How does a project achieve modularity and team structure? One choice is to spend an iteration on defining the modular structure. Some agile methodologies emphasize delivering working, business-value code in each iteration. But kick-starting a multi-team effort may require using an iteration to get structure (of the modules and the teams!) in place.

However, there can be built-in tension with a layered effort that separates “framework” from “application”. The framework team(s) are naturally going to have a bias in favor of flexibility, to make the framework as general as possible. The application team(s) are naturally going to have a bias in favor of stability, to minimize the rework of application code due to framework evolution.

I think we can generalize this to any agile multi-team scenario where there’s a common interface or (especially) a producer-consumer relationship. It’s crucial to maximize communication and minimize “us-versus-them” thinking. Otherwise it will be natural to see “my team’s changes” as natural or necessary agile evolution, versus “your team’s changes” as “churn”.

There was some discussion of the roles of “gatekeeper” and “contributor”, and the separation of those roles as a way to help achieve stability. However, needs to be balanced by strong advocacy for the view that “anybody can fix the code” if the overall effort is to remain agile.

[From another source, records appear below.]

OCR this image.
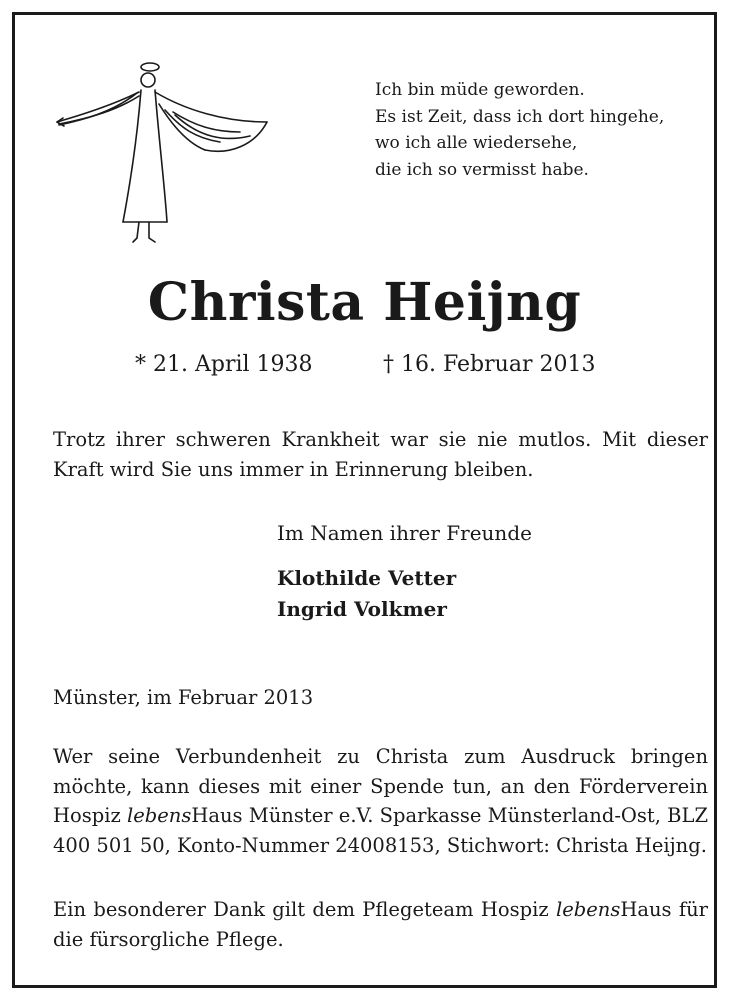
Ich bin müde geworden.
Es ist Zeit, dass ich dort hingehe,
wo ich alle wiedersehe,
die ich so vermisst habe.
Christa Heijng
* 21. April 1938	† 16. Februar 2013
Trotz ihrer schweren Krankheit war sie nie mutlos. Mit dieser Kraft wird Sie uns immer in Erinnerung bleiben.
Im Namen ihrer Freunde
Klothilde Vetter
Ingrid Volkmer
Münster, im Februar 2013
Wer seine Verbundenheit zu Christa zum Ausdruck bringen möchte, kann dieses mit einer Spende tun, an den Förderverein Hospiz lebensHaus Münster e.V. Sparkasse Münsterland-Ost, BLZ 400 501 50, Konto-Nummer 24008153, Stichwort: Christa Heijng.
Ein besonderer Dank gilt dem Pflegeteam Hospiz lebensHaus für die fürsorgliche Pflege.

Engaging the business owner

The discussion turned to the non-developer aspects of an agile project. Getting a product owner may be much harder than getting buy-in from the technical side. There may be a greater need for education, as developers may be more likely to be familiar with the concepts of agile projects. However, the pain is still less than that of being stuck in waterfall mode. The consensus was to get the business side involved as early and thoroughly as possible.

There’s another contrast here. Because business value is achieved by integrating the total effort, the business owner for a large project is likely to fit most naturally at a cross-group level. However, agility demands level-of-effort to be understood at a fairly fine-grained level. Mike Cohn’s books on agile were highly recommended. I’ve put links to a couple of his books at the end.

Estimating and scoping

Estimates are critical to the communication from developers to the product owner and to planning (at all levels). How does the team come up with estimates level of effort?

Most of the participants leaned toward estimating in “points” rather than hours or other calendar units. One common scheme is to assess points along a Fibonacci scale: 1, 2, 3, 5, 8, 13, 21, etc. What’s the difference between a 5 and an 8? It’s simply the developers’ best-effort assessment of relative effort based on complexity. Product backlog is measured in points, and the sprint backlog is extracted from that. The planning conversation addresses the questions:

  • How long is a sprint?
  • What is our velocity (points per sprint)?
  • How many sprints will it take for this feature?

The focus on continuous learning, communication, and adjustment makes this a very different conversation from the stereotypical “Gannt chart mentality” that just wants to put milestones on a calendar, set in concrete. Priorities can adjust, based on experience earned during the project.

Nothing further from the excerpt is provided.